維管束植物は,水を運ぶことに特化した道管細胞によって,土中から吸い上げた水を全身へと送り届ける。これまで,この道管細胞は,VNDファミリーと呼ばれる転写因子群に含まれる複遺伝子の働きによって作り出されることが分かっていた。
しかしながら,VNDファミリー群はモデル植物シロイヌナズナでは7遺伝子,イネでは8遺伝子,トウモロコシでは6遺伝子,と複数個の遺伝子を含んでおり,それぞれ遺伝子間で役割分担があることが予想されていたが,その実態については未解明のままだった。

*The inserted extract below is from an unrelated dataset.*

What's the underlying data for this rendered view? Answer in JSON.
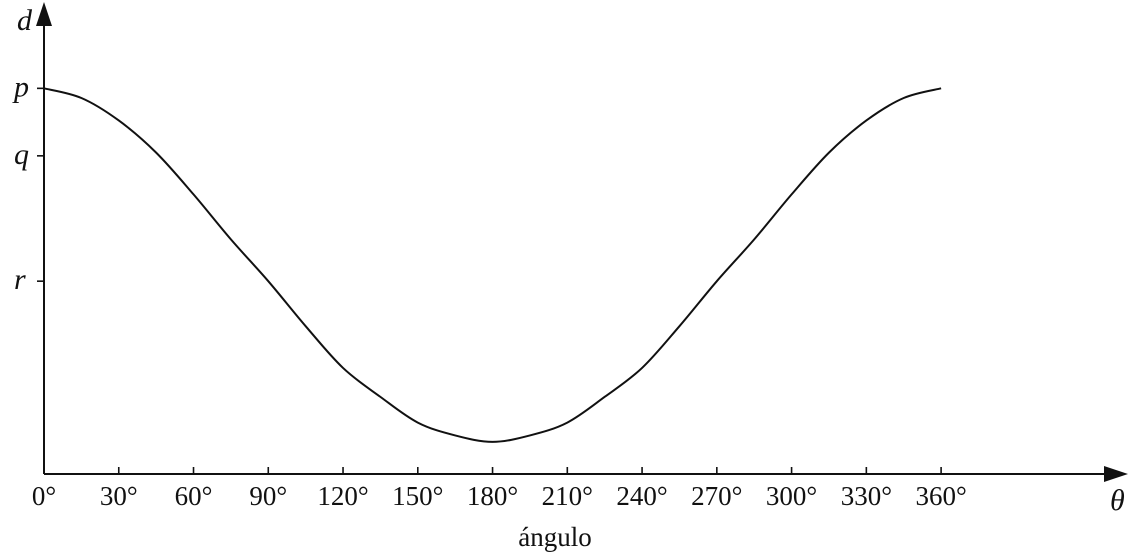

研究では,新たに,植物ホルモン添加によって葉の細胞を道管細胞へと転換させるシステム「KDBシステム」の確立に成功した。そしてこのシステム内での遺伝子の働きを調べることによって,これまで役割が分かっていなかったVND1〜VND3の3遺伝子が,子葉の道管細胞をつくる主要な遺伝子であることを明らかにした。
さらにこれら3つの遺伝子は,暗所で育てたときの子葉の道管形成に必須であることが分かる一方で,光条件に応答した芽生えの成長の制御を行なっていることも示された。このようにVNDファミリー内の遺伝子間の役割分担を初めて明らかにするとともに,植物は特定のVND遺伝子のはたらきを通して,光環境に応答した道管づくりを行なっているという,新たなしくみを解明した。